D’abord, « Wind River » semble être tiraillé entre une approche grand public, voire consensuelle, et une seconde, associée au film d’auteur. Comme spectateurs, nous avons l’étrange impression d’être assis entre deux chaises.
Les scènes de fusillade n’ont pas la profondeur dramatique voulue. Les protagonistes sont relativement détachés de cette violence. Cette banalisation est peut-être réelle dans les réserves, mais elle engendre un certain désintérêt, car nous avons soudain l’impression d’être plongés en plein film d’action.
Nous retrouvons aussi dans le film la présence ombrageuse du fameux justicier solitaire. Le modèle demeure inchangé. Il est représenté sous la forme d’un homme, blessé par la vie, cherchant une certaine forme de réparation.Cette représentation, cependant, ne colle pas vraiment avec certaines valeurs de la société amérindienne. Leur vision de la collectivité ou de la vengeance est diamétralement opposée à la nôtre.
Par exemple, selon l’anthropologue Claude Lévi-Strauss, la vengeance chez les premières nations entre plutôt « dans un cycle ou le châtiment appelle réparation et ainsi de suite, mais avec cette différence que c’est la justice comme institution qui prenait cet aspect sur elle. Tristes tropiques, de l’anthropologue Claude Lévi-Strauss».
D’ailleurs, la scène d’introduction résume bien l’omniprésence de la figure du justicier. Nous y voyons un loup partir à la chasse d’un troupeau de brebis.

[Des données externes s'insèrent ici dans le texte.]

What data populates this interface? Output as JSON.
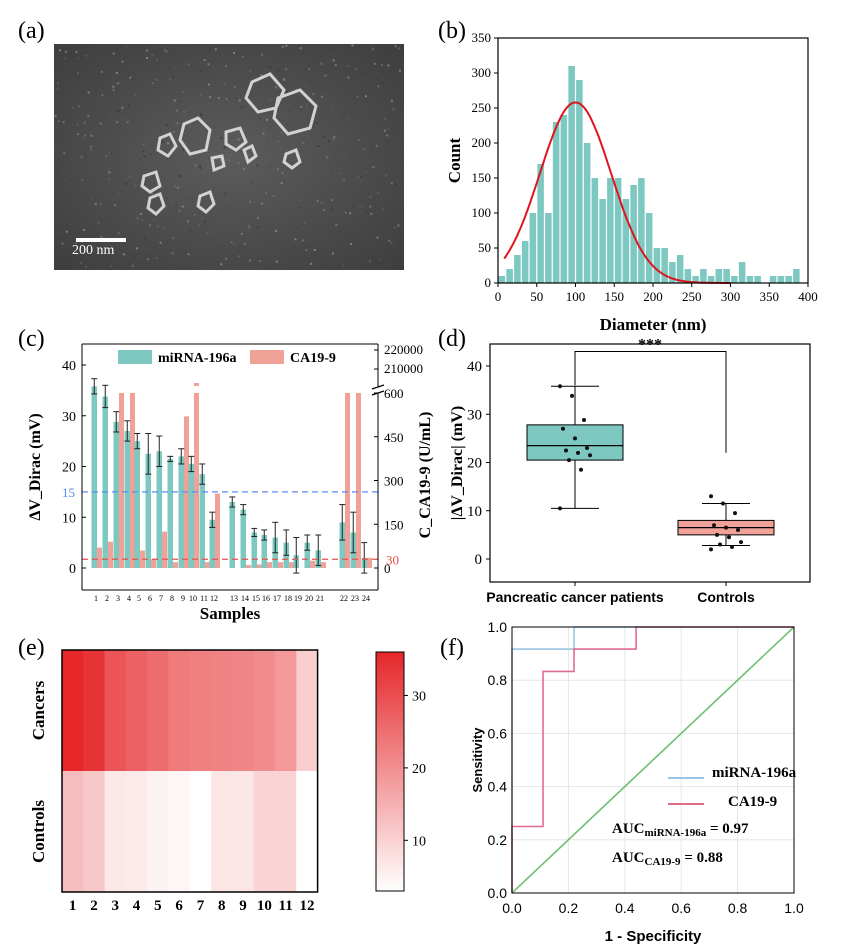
{
  "panel_labels": [
    "(a)",
    "(b)",
    "(c)",
    "(d)",
    "(e)",
    "(f)"
  ],
  "panel_a": {
    "scale_bar_label": "200 nm"
  },
  "chart_data": [
    {
      "panel": "b",
      "type": "bar",
      "xlabel": "Diameter (nm)",
      "ylabel": "Count",
      "xlim": [
        0,
        400
      ],
      "ylim": [
        0,
        350
      ],
      "xticks": [
        0,
        50,
        100,
        150,
        200,
        250,
        300,
        350,
        400
      ],
      "yticks": [
        0,
        50,
        100,
        150,
        200,
        250,
        300,
        350
      ],
      "bin_width": 10,
      "bin_starts": [
        0,
        10,
        20,
        30,
        40,
        50,
        60,
        70,
        80,
        90,
        100,
        110,
        120,
        130,
        140,
        150,
        160,
        170,
        180,
        190,
        200,
        210,
        220,
        230,
        240,
        250,
        260,
        270,
        280,
        290,
        300,
        310,
        320,
        330,
        340,
        350,
        360,
        370,
        380
      ],
      "values": [
        10,
        20,
        40,
        60,
        100,
        170,
        100,
        230,
        240,
        310,
        290,
        200,
        150,
        120,
        150,
        150,
        120,
        140,
        150,
        100,
        50,
        50,
        30,
        40,
        20,
        10,
        20,
        10,
        20,
        20,
        10,
        30,
        10,
        10,
        0,
        10,
        10,
        10,
        20
      ],
      "fit": {
        "type": "gaussian",
        "peak": 258,
        "center": 100,
        "sigma": 46,
        "color": "#e0141e"
      },
      "bar_color": "#7dc9c2"
    },
    {
      "panel": "c",
      "type": "bar",
      "xlabel": "Samples",
      "ylabel_left": "ΔV_Dirac (mV)",
      "ylabel_right": "C_CA19-9 (U/mL)",
      "left_yticks": [
        0,
        10,
        20,
        30,
        40
      ],
      "right_yticks": [
        0,
        150,
        300,
        450,
        600
      ],
      "right_top_ticks": [
        210000,
        220000
      ],
      "ylim_left": [
        0,
        45
      ],
      "threshold_left": {
        "value": 15,
        "label": "15",
        "color": "#5a8ef0"
      },
      "threshold_right": {
        "value": 30,
        "label": "30",
        "color": "#e8524a"
      },
      "categories": [
        "1",
        "2",
        "3",
        "4",
        "5",
        "6",
        "7",
        "8",
        "9",
        "10",
        "11",
        "12",
        "13",
        "14",
        "15",
        "16",
        "17",
        "18",
        "19",
        "20",
        "21",
        "22",
        "23",
        "24"
      ],
      "series": [
        {
          "name": "miRNA-196a",
          "color": "#7dc9c2",
          "values": [
            35.8,
            33.8,
            28.8,
            27.0,
            25.0,
            22.5,
            23.0,
            21.5,
            22.0,
            20.5,
            18.5,
            9.5,
            13.0,
            11.5,
            7.0,
            6.5,
            6.0,
            5.0,
            2.5,
            5.0,
            3.5,
            9.0,
            7.0,
            2.0
          ],
          "errors": [
            1.5,
            2.2,
            2.0,
            2.0,
            1.5,
            4.0,
            3.0,
            0.5,
            1.5,
            1.5,
            2.0,
            1.5,
            1.0,
            1.0,
            0.8,
            1.0,
            3.0,
            2.5,
            3.5,
            1.5,
            3.0,
            3.5,
            4.0,
            3.0
          ]
        },
        {
          "name": "CA19-9",
          "color": "#f0a198",
          "values": [
            70,
            90,
            600,
            600,
            60,
            30,
            125,
            20,
            520,
            600,
            20,
            255,
            0,
            10,
            12,
            20,
            20,
            20,
            0,
            25,
            20,
            600,
            600,
            35
          ],
          "broken_top_marks": [
            10
          ]
        }
      ]
    },
    {
      "panel": "d",
      "type": "box",
      "ylabel": "|ΔV_Dirac| (mV)",
      "ylim": [
        0,
        45
      ],
      "yticks": [
        0,
        10,
        20,
        30,
        40
      ],
      "categories": [
        "Pancreatic cancer patients",
        "Controls"
      ],
      "significance": "***",
      "boxes": [
        {
          "name": "Pancreatic cancer patients",
          "color": "#7dc9c2",
          "min": 10.5,
          "q1": 20.5,
          "median": 23.5,
          "q3": 27.8,
          "max": 35.8,
          "points": [
            35.8,
            33.8,
            28.8,
            27.0,
            25.0,
            23.0,
            22.5,
            22.0,
            21.5,
            20.5,
            18.5,
            10.5
          ]
        },
        {
          "name": "Controls",
          "color": "#f0a198",
          "min": 2.8,
          "q1": 5.0,
          "median": 6.5,
          "q3": 8.0,
          "max": 11.5,
          "points": [
            13.0,
            11.5,
            9.5,
            7.0,
            6.5,
            6.0,
            5.0,
            4.5,
            3.5,
            3.0,
            2.5,
            2.0
          ]
        }
      ]
    },
    {
      "panel": "e",
      "type": "heatmap",
      "row_labels": [
        "Cancers",
        "Controls"
      ],
      "col_labels": [
        "1",
        "2",
        "3",
        "4",
        "5",
        "6",
        "7",
        "8",
        "9",
        "10",
        "11",
        "12"
      ],
      "values": [
        [
          35.8,
          33.8,
          28.8,
          27.0,
          25.0,
          23.0,
          22.5,
          22.0,
          21.5,
          20.5,
          18.5,
          10.5
        ],
        [
          13.0,
          11.5,
          6.5,
          6.0,
          5.0,
          4.5,
          2.5,
          7.0,
          7.0,
          9.5,
          9.5,
          3.0
        ]
      ],
      "colorbar_ticks": [
        10,
        20,
        30
      ],
      "colorbar_range": [
        3,
        36
      ],
      "color_low": "#ffffff",
      "color_high": "#e52629"
    },
    {
      "panel": "f",
      "type": "line",
      "xlabel": "1 - Specificity",
      "ylabel": "Sensitivity",
      "xlim": [
        0,
        1
      ],
      "ylim": [
        0,
        1
      ],
      "ticks": [
        0.0,
        0.2,
        0.4,
        0.6,
        0.8,
        1.0
      ],
      "series": [
        {
          "name": "miRNA-196a",
          "color": "#9bc4e2",
          "x": [
            0,
            0,
            0.22,
            0.22,
            1.0
          ],
          "y": [
            0,
            0.917,
            0.917,
            1.0,
            1.0
          ]
        },
        {
          "name": "CA19-9",
          "color": "#e06c8c",
          "x": [
            0,
            0,
            0.11,
            0.11,
            0.22,
            0.22,
            0.44,
            0.44,
            1.0
          ],
          "y": [
            0,
            0.25,
            0.25,
            0.833,
            0.833,
            0.917,
            0.917,
            1.0,
            1.0
          ]
        },
        {
          "name": "reference",
          "color": "#6fbf73",
          "x": [
            0,
            1
          ],
          "y": [
            0,
            1
          ]
        }
      ],
      "auc": [
        {
          "label": "AUC",
          "sub": "miRNA-196a",
          "value": "= 0.97"
        },
        {
          "label": "AUC",
          "sub": "CA19-9",
          "value": "= 0.88"
        }
      ]
    }
  ]
}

Le protagoniste principal, Cory Lambert, abat l’animal sans aucun état d’âme.
Voir Cory Lambert rétablir l’ordre dans la réserve, tel un Clint Eastwood, a un petit quelque chose d’artificiel. C’est un peu comme si les Amérindiens avaient nécessairement besoin d’une aide extérieure afin de résoudre leurs problèmes.
Nous y voyons une certaine forme de paternalisme. Ces éléments pourront sans doute vous paraître anecdotiques; pourtant, pour nous, il s’agit d’une déviation du thème central du film. Il portait initialement sur « l’étude des conséquences nées du fait de forcer un peuple à vivre sur une terre qui n’était pas destinée à l’accueillir », pour paraphraser le réalisateur.

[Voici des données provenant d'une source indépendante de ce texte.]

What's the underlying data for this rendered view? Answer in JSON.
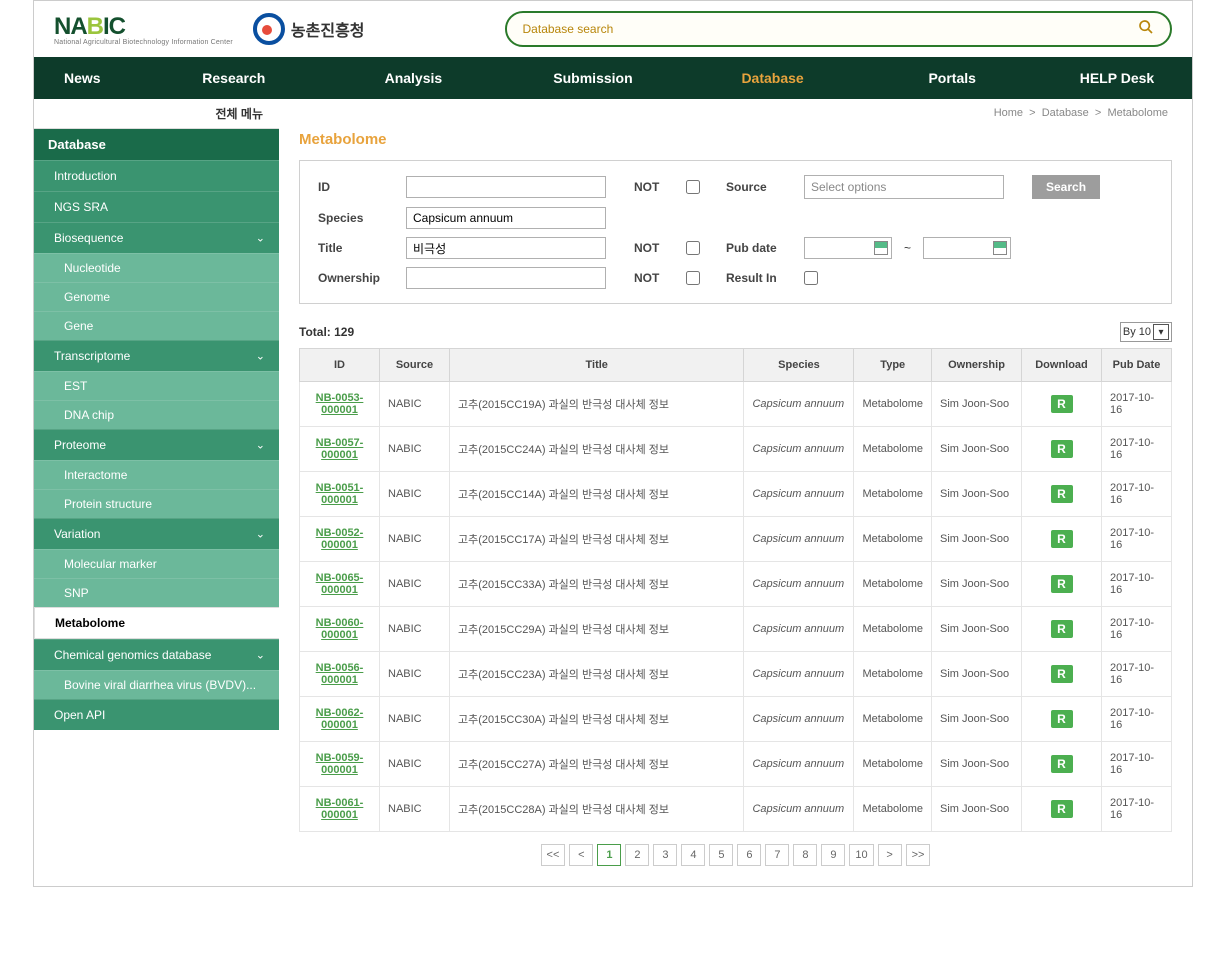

À notre avis, l’aspect d’une brisure dans la transmission intergénérationnelle aurait dû être davantage développé. La scène finale en donne un certain aperçu. Le film aurait alors gagné en pertinence.

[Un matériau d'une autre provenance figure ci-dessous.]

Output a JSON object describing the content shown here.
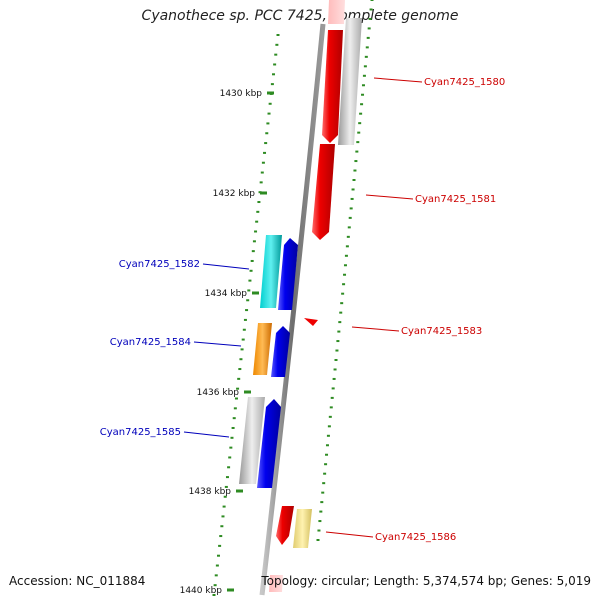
{
  "title": "Cyanothece sp. PCC 7425, complete genome",
  "footer": {
    "accession": "Accession: NC_011884",
    "summary": "Topology: circular; Length: 5,374,574 bp; Genes: 5,019"
  },
  "colors": {
    "backbone": "#7a7a7a",
    "dots": "#2e8b22",
    "forward_label": "#cc0000",
    "reverse_label": "#0000bb",
    "red_gene": "#ee0000",
    "blue_gene": "#0000ee",
    "cyan_gene": "#00b5b5",
    "orange_gene": "#ee8800",
    "gray_gene": "#a8a8a8",
    "yellow_gene": "#eedd88"
  },
  "scale": {
    "unit": "kbp",
    "ticks": [
      {
        "kbp": 1430,
        "label": "1430 kbp"
      },
      {
        "kbp": 1432,
        "label": "1432 kbp"
      },
      {
        "kbp": 1434,
        "label": "1434 kbp"
      },
      {
        "kbp": 1436,
        "label": "1436 kbp"
      },
      {
        "kbp": 1438,
        "label": "1438 kbp"
      },
      {
        "kbp": 1440,
        "label": "1440 kbp"
      }
    ]
  },
  "genes_labeled": [
    {
      "name": "Cyan7425_1580",
      "strand": "forward"
    },
    {
      "name": "Cyan7425_1581",
      "strand": "forward"
    },
    {
      "name": "Cyan7425_1583",
      "strand": "forward"
    },
    {
      "name": "Cyan7425_1586",
      "strand": "forward"
    },
    {
      "name": "Cyan7425_1582",
      "strand": "reverse"
    },
    {
      "name": "Cyan7425_1584",
      "strand": "reverse"
    },
    {
      "name": "Cyan7425_1585",
      "strand": "reverse"
    }
  ]
}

Pour des raisons qui lui appartiennent, le réalisateur a plutôt choisi une voie inverse. Finalement, les thématiques abordées, dans le film sont davantage celles du western. Cette absence de loi et ce désir de se faire justice soi-même sont typiques du genre, tout comme la présence d’une nature fondamentalement hostile.
En conclusion, Wind River est un western crépusculaire davantage qu’un film sur la réalité des Amérindiennes dans les réserves. Nous y voyons un certain paradoxe. Le film ne s’éloigne jamais trop loin des sentiers déjà balisés par ses prédécesseurs, et pour nous, il s’agit d’une déception.